It’s not my fault if you stick to a boring straight line walk. I like to mix things up. Walk here, walk there, back to the first place I thought of and so on. Makes it much more interesting. Means I don’t miss anything too.
But you can hardly blame me for finding things tough going. You moan about your own diet often enough. Unlike me, you use some pretty strong language when you’re struggling more than you usually do.
You tend to hit more of that funny red juice you call wine too. I’m sure that can’t help, otherwise you would be so thin by now, given how much you guzzle of that stuff.
Oh, you can’t fool me. I can read you well enough. Unlike you, I use all of my senses. I can work things out.

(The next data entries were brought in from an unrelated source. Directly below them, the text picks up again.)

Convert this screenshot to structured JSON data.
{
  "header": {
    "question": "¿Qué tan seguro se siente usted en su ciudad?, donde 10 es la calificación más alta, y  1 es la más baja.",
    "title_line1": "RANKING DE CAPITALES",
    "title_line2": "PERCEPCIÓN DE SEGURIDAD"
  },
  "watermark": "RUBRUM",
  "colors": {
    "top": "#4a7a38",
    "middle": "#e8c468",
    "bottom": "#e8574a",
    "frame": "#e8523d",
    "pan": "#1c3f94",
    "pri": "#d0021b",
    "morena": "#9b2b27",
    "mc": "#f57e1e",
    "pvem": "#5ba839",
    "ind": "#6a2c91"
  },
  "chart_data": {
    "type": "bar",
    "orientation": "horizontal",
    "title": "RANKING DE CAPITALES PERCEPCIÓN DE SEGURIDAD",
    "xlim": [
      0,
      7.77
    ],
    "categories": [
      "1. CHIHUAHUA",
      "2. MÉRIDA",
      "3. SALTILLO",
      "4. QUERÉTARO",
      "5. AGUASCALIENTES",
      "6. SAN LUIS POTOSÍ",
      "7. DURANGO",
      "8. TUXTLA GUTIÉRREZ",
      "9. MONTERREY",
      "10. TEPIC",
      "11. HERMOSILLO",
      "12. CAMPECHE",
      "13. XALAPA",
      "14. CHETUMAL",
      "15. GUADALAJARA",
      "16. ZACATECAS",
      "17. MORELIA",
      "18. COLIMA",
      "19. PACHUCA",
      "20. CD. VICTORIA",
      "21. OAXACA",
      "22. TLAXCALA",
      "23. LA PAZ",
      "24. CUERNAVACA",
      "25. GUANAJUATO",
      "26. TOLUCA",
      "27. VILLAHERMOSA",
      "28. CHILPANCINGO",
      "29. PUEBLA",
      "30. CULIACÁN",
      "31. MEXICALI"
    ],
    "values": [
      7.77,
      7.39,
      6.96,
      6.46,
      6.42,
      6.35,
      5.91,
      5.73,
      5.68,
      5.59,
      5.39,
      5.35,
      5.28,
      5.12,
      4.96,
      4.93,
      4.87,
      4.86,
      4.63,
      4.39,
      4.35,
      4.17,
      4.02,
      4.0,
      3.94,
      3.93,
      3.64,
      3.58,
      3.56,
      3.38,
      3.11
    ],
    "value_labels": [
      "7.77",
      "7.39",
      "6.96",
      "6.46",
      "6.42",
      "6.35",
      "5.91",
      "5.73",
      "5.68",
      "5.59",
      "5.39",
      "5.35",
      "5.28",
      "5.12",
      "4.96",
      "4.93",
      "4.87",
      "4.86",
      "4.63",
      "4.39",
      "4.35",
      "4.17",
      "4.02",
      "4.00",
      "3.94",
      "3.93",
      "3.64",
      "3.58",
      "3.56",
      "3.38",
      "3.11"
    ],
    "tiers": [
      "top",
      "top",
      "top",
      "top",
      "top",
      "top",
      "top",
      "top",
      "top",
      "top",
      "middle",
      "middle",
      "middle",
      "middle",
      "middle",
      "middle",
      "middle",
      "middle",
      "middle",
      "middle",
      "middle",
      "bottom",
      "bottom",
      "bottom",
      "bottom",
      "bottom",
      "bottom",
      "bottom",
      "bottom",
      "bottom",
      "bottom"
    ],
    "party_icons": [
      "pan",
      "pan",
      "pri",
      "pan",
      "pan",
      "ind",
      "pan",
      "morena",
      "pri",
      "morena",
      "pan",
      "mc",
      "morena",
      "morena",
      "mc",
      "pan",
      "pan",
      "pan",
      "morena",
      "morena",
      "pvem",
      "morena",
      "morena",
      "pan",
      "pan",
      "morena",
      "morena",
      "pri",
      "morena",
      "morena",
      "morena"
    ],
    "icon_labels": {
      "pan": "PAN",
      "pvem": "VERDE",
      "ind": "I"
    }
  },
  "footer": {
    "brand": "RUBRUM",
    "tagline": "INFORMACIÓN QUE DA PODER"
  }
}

And yet you moan at and about me.
It’s a control issue, isn’t it? You can boss me around knowing I cannot give you the same treatment. Hardly fair, is it?
Besides it is all your fault. Yes, it is.
Just what is a border collie supposed to do when some roast beef is just sitting there ready to be eaten? You weren’t anywhere in sight or smell range so…
I did the only thing any dog worth its collar would do.
I ate it.
Yes, I gave into temptation.
But so have you. That’s the third bar of chocolate I’ve seen you scoff this afternoon.
Oh that’s my fault because you didn’t get to have the beef?
Ha! Well, it was there. Anyway, the solution is obvious.
Why not roast some more beef?
And then you can stop beefing at me.